The multilateral agency also proposed imposition of a 15 percent VAT on all businesses with over Tk 3 crore annual turnover and offering them input tax credits. It suggested elimination of truncated VAT rates to accelerate overall revenue collection.

The recommendations were made by the visiting mission of the IMF during a meeting with the NBR at the latter’s headquarters in Dhaka.

The delegation is in the capital to review the progress of the $4.7 billion loan programme before releasing around $681 million in the third tranche in May to help the country overcome severe economic challenges.

The team is meeting officials of the finance division, the Bangladesh Bank, the NBR and other government bodies.

Bangladesh’s revenue as a share of GDP is among the lowest in the world and significantly below peers. This has significantly limited the fiscal space necessary for critical public investments and social sector spending.

As part of the conditions attached with the IMF loan approved in January last year, the NBR will have to collect Tk 394,530 crore in the current fiscal year ending in June. Until March, the tax collector raised Tk 259,866 crore, posting a 15 percent year-on-year growth.

In a presentation, the NBR’s income tax wing projected to collect Tk 15,300 crore in tax in 2024-25 through policy measures, including enforcing tax compliance and limiting tax expenditures such as exemptions and rebates.

The IMF suggested the NBR scrap the VAT exemptions for clothing and footwear, liquefied petroleum gas (LPG), and mobile phone manufacturing.

At present, customers pay 7.5 percent VAT on clothing. However, they do not need to pay any VAT for sandals priced below Tk 150 a pair.

The existing VAT on LPG cylinders is 5 percent, and locally manufactured mobile phones are subject to a 2 percent to 7.5 percent VAT.

The IMF wants the NBR to replace these reduced rates with a 15 percent VAT.

If the tax administration ends the tax expenditures on clothing, footwear, LPG, mobile phones, and other products, it would provide additional taxes that are equivalent to 0.31 percent of gross domestic product (GDP), according to an estimate by the IMF presented at the meeting.

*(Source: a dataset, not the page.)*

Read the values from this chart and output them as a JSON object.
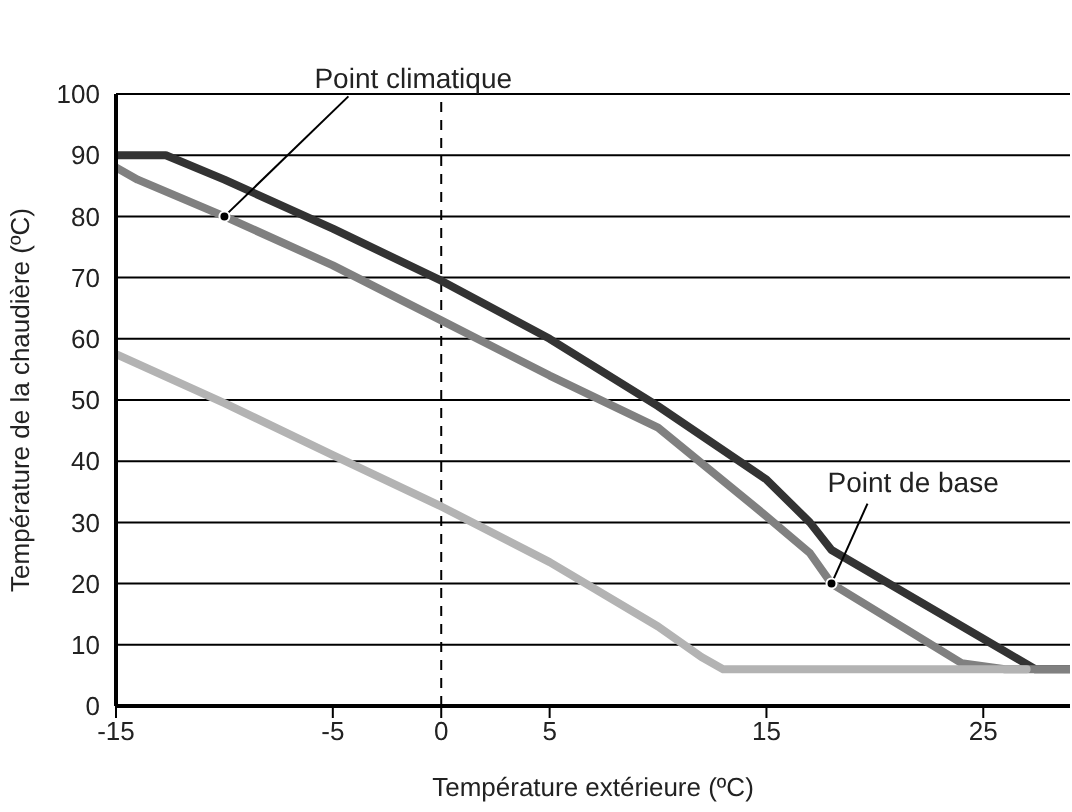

An NBR official said they would implement IMF’s recommendations gradually since any abrupt move would affect domestic trade and industries.

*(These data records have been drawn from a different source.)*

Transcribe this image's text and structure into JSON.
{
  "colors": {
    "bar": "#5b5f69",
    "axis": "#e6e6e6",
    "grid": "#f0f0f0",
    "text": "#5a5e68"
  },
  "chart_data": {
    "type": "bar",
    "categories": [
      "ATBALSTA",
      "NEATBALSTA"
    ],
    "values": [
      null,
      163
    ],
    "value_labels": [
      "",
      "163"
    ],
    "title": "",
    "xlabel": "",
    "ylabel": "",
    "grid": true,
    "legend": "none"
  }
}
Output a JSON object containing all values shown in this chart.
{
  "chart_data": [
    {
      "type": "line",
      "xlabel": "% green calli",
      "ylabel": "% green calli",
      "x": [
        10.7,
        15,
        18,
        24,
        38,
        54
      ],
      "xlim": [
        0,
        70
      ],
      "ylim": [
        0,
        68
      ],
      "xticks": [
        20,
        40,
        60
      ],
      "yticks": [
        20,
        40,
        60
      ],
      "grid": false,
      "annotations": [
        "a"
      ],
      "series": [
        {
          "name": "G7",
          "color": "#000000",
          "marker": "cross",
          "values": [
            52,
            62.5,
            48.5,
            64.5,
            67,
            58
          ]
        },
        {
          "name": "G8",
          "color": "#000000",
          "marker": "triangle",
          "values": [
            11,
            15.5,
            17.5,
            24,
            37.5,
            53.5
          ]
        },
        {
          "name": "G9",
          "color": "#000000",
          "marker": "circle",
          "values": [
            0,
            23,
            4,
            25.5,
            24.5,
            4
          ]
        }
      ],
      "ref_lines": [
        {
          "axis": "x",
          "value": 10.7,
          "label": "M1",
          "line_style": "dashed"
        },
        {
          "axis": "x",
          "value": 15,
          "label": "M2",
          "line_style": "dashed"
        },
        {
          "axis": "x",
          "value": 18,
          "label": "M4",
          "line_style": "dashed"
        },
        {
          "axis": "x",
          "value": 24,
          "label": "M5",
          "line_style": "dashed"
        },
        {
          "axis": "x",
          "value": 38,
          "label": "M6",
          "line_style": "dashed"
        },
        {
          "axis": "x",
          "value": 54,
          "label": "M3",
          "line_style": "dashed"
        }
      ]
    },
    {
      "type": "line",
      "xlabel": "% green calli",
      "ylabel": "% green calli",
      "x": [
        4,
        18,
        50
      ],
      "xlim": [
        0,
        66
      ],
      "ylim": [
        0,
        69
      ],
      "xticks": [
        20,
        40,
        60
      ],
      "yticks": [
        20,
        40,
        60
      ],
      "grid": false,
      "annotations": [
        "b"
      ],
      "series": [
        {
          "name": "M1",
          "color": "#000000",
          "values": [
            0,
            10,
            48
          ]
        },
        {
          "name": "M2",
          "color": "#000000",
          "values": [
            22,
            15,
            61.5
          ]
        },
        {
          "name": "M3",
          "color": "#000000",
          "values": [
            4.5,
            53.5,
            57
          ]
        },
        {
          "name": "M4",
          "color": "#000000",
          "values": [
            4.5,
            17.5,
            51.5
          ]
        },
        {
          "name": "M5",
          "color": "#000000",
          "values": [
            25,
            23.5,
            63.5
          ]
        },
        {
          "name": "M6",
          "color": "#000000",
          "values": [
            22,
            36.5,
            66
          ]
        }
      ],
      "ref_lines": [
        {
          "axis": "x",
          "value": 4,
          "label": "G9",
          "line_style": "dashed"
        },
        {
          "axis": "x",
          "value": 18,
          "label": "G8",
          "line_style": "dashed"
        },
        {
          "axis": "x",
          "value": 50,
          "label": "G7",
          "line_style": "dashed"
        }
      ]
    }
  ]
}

“We must take into account the country’s socio-economic situation before withdrawing tax exemptions fully.”

The IMF urged the VAT wing to submit the VAT exemption report and the medium and long-term revenue strategy by June. It wants the NBR to move away from multiple VAT rates and impose a 15 percent standard rate.

The official, however, said multiple VAT rates exist in many countries, including those in the European Union.

“If they can have multiple VAT rates, why can’t Bangladesh have the same? We are not avoiding the global best practices.”

The Washington-based lender recommended advancing short and medium-term reforms in the next budget and called for fresh measures that would fetch revenues worth 0.5 percent of GDP in FY25.

It set new structural benchmarks for the NBR and suggested the revenue administration finalise a medium- and long-term revenue strategy covering indirect and direct taxes and an accompanying implementation framework by September this year.

The IMF called for rolling out e-return filing and the online payments facility for large corporations and companies that claim tax preferences such as exemptions, lower rates, or a tax holiday.